После обеда Томкус на работу не явился. Как раз тогда, когда я решил мирно расспросить его о бритоголовом, он исчез. Не пришел и на следующий день. Появился только на третий, бледный и измученный.
— Болел, — бросил он коротко в кабинете Ближи, а потом как-то испуганно спросил: — Может, кто-нибудь разыскивал меня?
Мы верили каждому на слово, а на шкафчике, в котором висели ключи от кабинетов, лежала книга регистрации прихода на работу с девизом: «Честность — самая совершенная отмычка!»
Но вскоре пришлось эту надпись убрать…»
У Альгиса до ломоты закоченели ноги. Резиновые подметки прямо-таки притягивали холод. Надо было что-то предпринимать. Он встал, принялся шарить по корзинкам, кадкам и другим Шкеминым тайникам. Хотел было обмотать сапоги мешками, но, наткнувшись на мешок с гусиными перьями, передумал: разулся, растер одеревеневшие ступни спиртом, устлал сапоги пухом и снова обулся. Ноги горели.
«Ну, теперь можно терпеть», — улыбнулся про себя Альгис и снова стал разминаться.
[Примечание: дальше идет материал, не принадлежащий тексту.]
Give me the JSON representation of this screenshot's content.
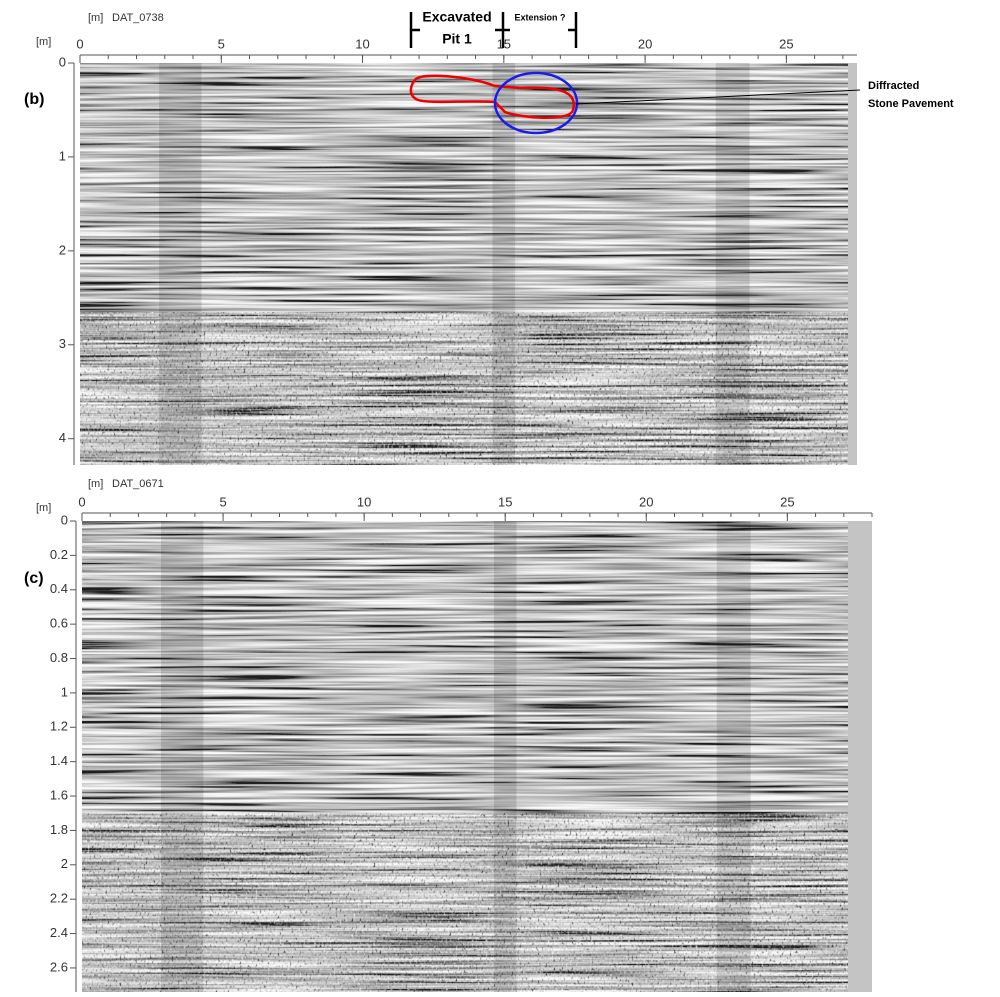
{
  "panels": [
    {
      "label": "(b)",
      "file": "DAT_0738",
      "x_unit": "[m]",
      "y_unit": "[m]",
      "xlim": [
        0,
        27.5
      ],
      "ylim": [
        0,
        4.28
      ],
      "xticks": [
        0,
        5,
        10,
        15,
        20,
        25
      ],
      "yticks": [
        0,
        1,
        2,
        3,
        4
      ]
    },
    {
      "label": "(c)",
      "file": "DAT_0671",
      "x_unit": "[m]",
      "y_unit": "[m]",
      "xlim": [
        0,
        28
      ],
      "ylim": [
        0,
        2.74
      ],
      "xticks": [
        0,
        5,
        10,
        15,
        20,
        25
      ],
      "yticks": [
        0,
        0.2,
        0.4,
        0.6,
        0.8,
        1,
        1.2,
        1.4,
        1.6,
        1.8,
        2,
        2.2,
        2.4,
        2.6
      ]
    }
  ],
  "annotations": {
    "excavated": [
      "Excavated",
      "Pit 1"
    ],
    "extension": "Extension ?",
    "diffracted": [
      "Diffracted",
      "Stone Pavement"
    ]
  }
}
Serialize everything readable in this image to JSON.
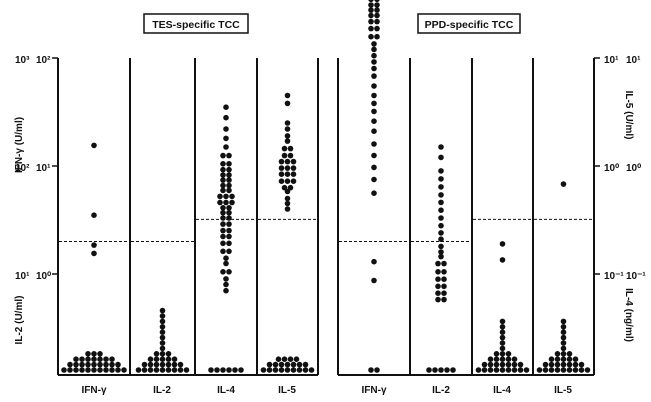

В морозном воздухе было слышно, как за толстыми бревнами в хлевах мычит скотина, каркают на дальних ветлах голодные вороны, как шуршит по крыше снег. Люди попрятались от стужи. Из труб вились дымки, донося запахи жареного. Солнце уходило за горизонт. Небо стало глубоким, фиолетово-синим, по краям густо-багряной закатной короны неподвижно стояли жидкие перистые облачка. «Будет зверски холодно», — подумал Альгис и почувствовал озноб. Пришибленные стужей, перестали скрестись мыши. Замерли короеды. Где-то поблизости, казалось — над самым ухом, раздался пушечный звук треснувшего бревна.
Альгис решил походить: после каждого шага — двадцать приседаний. Следы, остающиеся в пыли, пустые веревки, откуда он снял мешки, чтобы постлать на доски, — ничто больше не тревожило. Его донимал холод.